The Republicans who would like very much for someone to care about the fact that they are running for president will debate in Iowa—the first caucus state—tonight.
Most of them will then compete in the ridiculous Iowa Republican Straw Poll, a quadrennial ritual designed to make a lot of money for the Iowa Republican Party (which charges candidates and their supporters big bucks to set up tents near extrances, restrooms and other prime locations in and around the faciity where it is held in Ames, as well as area hotels, restaurants and vendors. The straw poll produces what the punditocracy loves best: a “result” that can be discussed endlessly and flexibly because it has little or no meaning. (Just ask past “winners” such as Pat Robertson, Phil Gramm and Mitt Romney, who parlayed their straw poll victories into caucus night defeats.)
But this year the life will be sucked out of the pre–straw poll debate and the straw poll itself by prominent Republicans who will participate in neither but who will, conveniently, be visiting Iowa when all the attention is one the state.

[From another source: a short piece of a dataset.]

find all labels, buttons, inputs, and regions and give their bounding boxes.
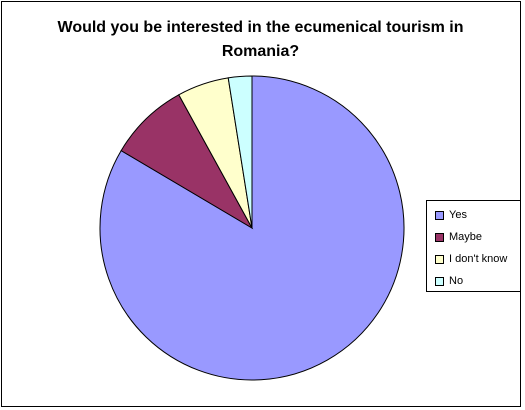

Grabbing much of the spotlight will be Taxes Governor Rick Perry, who says he is “supposed to” run for president. Perry will be in Iowa this weekend to grab what is left of Michele Bachmann’s thunder on the right; even if Bachmann wins the straw poll, the Texan will share the headlines. (Brutally, Perry will travel to Bachmann’s hometown, Waterloo, the site for what looks like the start of a campaign.)
With polls showing him tied with sort-of front-runner Mitt Romney, Perry’s the hot commodity of the moment. And he will make that clear with his Iowa stop, which will follow headline-grabbing visits to the early primary states of New Hampshire and South Carolina.
But that’s not the only attention grab by a conservative celebrity.
The TV cameras will be in Iowa. So it can hardly come as a surprise that former Alaska Governor Sarah Palin palns a visit. She Who Would Not Be Ignored says she will steer her “One Nation” bus tour into the cornbelt “to meet folks at the Iowa State Fair in Des Moines this week.”
The visit is expected to be on Friday, just in time to grab all the attention away from the post-debate positioning and pre–straw poll campaigning of the other contenders.
Ronald Reagan’s “11th Commandment” said that Republicans should not criticize other Republicans. And that’s cool with Perry and Palin. They won’t have to criticize fellow Republicans. They’ll just grab all the attention and leave Bachmann, Pawlenty and their compatriots grasping for straws.